リニア中央新幹線計画の発生土置き場予定地を視察してきました。
保護室の辻村です。
リニア中央新幹線計画で唯一場所が公開されている静岡県の南アルプス山中の現場視察を10月14日、15日にしてきました。今回は、リニア静岡県民ネットさん主催の視察会で、他に、日本共産党の国会議員(衆議院議員の島津幸広氏、本村伸子氏、参議院議員の辰巳孝太郎氏)、日本野鳥の会の葉山政治氏も同行されました。
初日は、二軒小屋から上流にさかのぼり、西俣の非常口予定地を目指しました。ここから導水管で水を下流に流す計画もあるため、現地の状況を確認することが目的でした。ところが、途中の仮設の橋梁が流されており(写真1)、そこより上流には到達できませんでした。
▲写真1 壊れた仮設橋
橋梁の破損状況や周囲の植生の状況から、土石流のような規模の大きな異常出水で破壊されたというより、毎年来る台風の時の大雨で攻撃側斜面に流木を伴う増水があり破壊されたことが想定されます。現地ではおそらく頻繁に起こりうる規模の増水ではないかと思われます。この日は行程を変更して二軒小屋に泊まり、参加者による意見交換を行いました。
辻村からは、周辺での地滑りや崩壊地の分布図を示しながら、発生土置き場や宿舎予定地などの不安定性が予測できることをお伝えしました。そして2日目に、最大の発生土置き場予定地(燕沢付近)を視察しました。写真2は、発生土置き場の対岸斜面です。谷筋にそって土砂が流出して崖錐を形成していますので危険ではないかと感じる方も多いかと思います。
▲写真2 発生土置き場の対岸斜面
地滑り分布図を見ると、植生のある斜面を含めた全体が、移動体(斜面下方にむかって移動している)として分類されていますので、深層崩壊のような大規模崩壊が起きる可能性の高い場所になっています。つまり、見た目よりもっと危険である場所です。発生土置き場は手前側に高さ50m、長さ1kmに及びます。想像を超える大きさです。

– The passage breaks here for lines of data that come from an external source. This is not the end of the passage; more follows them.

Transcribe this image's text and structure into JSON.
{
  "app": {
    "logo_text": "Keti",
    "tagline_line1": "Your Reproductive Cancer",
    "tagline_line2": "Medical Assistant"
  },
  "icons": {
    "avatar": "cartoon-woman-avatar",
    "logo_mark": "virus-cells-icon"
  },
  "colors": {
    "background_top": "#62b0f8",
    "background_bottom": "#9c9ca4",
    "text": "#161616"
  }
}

この場所で大規模崩壊が起きると必然的に河床を埋めてしまうので、河川の閉塞がおき、天然ダムが形成されるでしょう。そしてそれが決壊すれば、発生土置き場におかれた残土とともに下流に一気に流下して、下流のダムに襲いかかることになりますので、ダムが耐えられるかはわかりません。
この場所自体は深い山の中ですし、下流には点々とダムがありますので、すぐに集落に到達して災害になることはありませんが、資材運搬に使う道路は完全に使えなくなります。そして、その復旧という事で新たな道路建設という流れになるのは容易に想像できますし、その際の自然破壊の規模は、現状の道路整備より大きいものになります。さらに災害復旧となれば、環境影響評価は実施されません。人間の工事によってもたらされる土砂が、下流の環境変化を増長させ、さらに環境への影響評価もなく自然破壊が加速される事態になることはやはり看過できません。
JR東海は、現状の崩壊地のみを評価して、危険は少ないとしていますが、今後起きうる最大の崩壊を予測し、その際の土砂の発生量を評価したうえで、今回の残土置き場計画が妥当かどうか、自然環境への影響が最小なのかどうかを早急に評価するべきで、その評価のないまま事業が進むことは絶対にやめなければならないと思います。
写真3は二軒小屋の上流にあるダムで撮影した写真です。湖面に紅葉の斜面が映りとてもきれいです。こうした風景が、今回のリニア新幹線工事で失われます。一度失われた風景は二度と取り戻すことはできませんので、後世に引き継ぐべきものは何か、我々一人一人がしっかりと考えることが重要だと思います。